Will I be happy with the new business?
That’s one of the most important criteria that you need to consider. Will buying a business fulfil your career dream? Will it allow you to progress and allow you to develop your skills to the point where you achieve your goal? Will your chosen business allow you to do these things? Buying a business will be one of the most important things that you do in your life, so make sure that you get your choice spot on the first time.
Your personal and professional experiences are the first things you need to consider when you want to buy a business. You should be passionate and interested in the venture you wish to own and manage, and you need to be good at it. In certain cases that a line of business is not exactly your area of expertise or interest, it does not necessarily mean that you should opt out of buying that business.
In cases wherein lack of experience is involved, you need to consider retaining the key staff or hiring qualified replacements. This will surely lead to bigger profits.
The location is another essential aspect to consider when you buy a business. Think about these questions: Is there a big demand for your services or products in your chosen area? Will this demand change in the near future? How big should your location be? What are the sales and profits you can expect in starting a business in this area? Are new management and staff necessary? You must have solid answers to these questions in order to ensure that the process of buying a business goes smoothly.
After deciding on the business you want to invest in, you will then need to assess its value. Take note that there is no best method to determine the value of a certain business. Professionals generally recommend approaches depending on the type of business and industry.
With this, it is best that you learn the history and the operations of the small businesses for sale that are on your prospect list. You should consider hiring an experienced business broker. This is to avoid any possible buyer-seller conflicts on certain issues. A professional broker will be able to guide you in this matter.

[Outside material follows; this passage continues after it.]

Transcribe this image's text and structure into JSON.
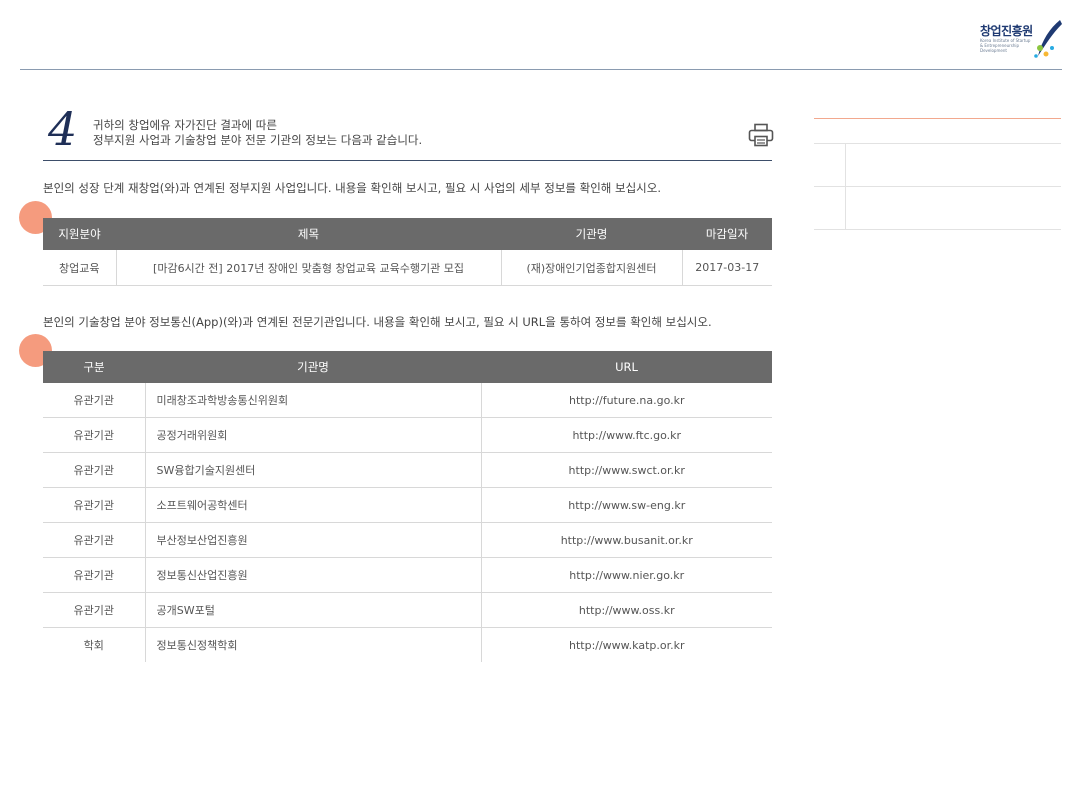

How Much Money Do You Need When Buying a Small Business in Canada
Determining the right price of a small business for sale is one of the most challenging aspects of purchasing a business. The task of getting a trustworthy and reliable financier is also an issue. The capital you need for investment depends on the size of the business you intend to purchase. If you are planning to buy a small business, you may use your personal savings to finance a big portion of the overall cost. You also need to be sure that there are enough funds available to sustain your prospect business in the long run.
Seeking the help of a third-party financial institution is also a reasonable option in financing your business. Look for credible and trustworthy companies such as direct lenders and banks.
For banks to approve your business loan money, you need to prepare certain requirements like personal collateral, a solid business plan, as well as the information of the business you want to purchase and manage. There are other institutions that are willing to lend money aside from banks. These are generally commercial finance and venture capital companies.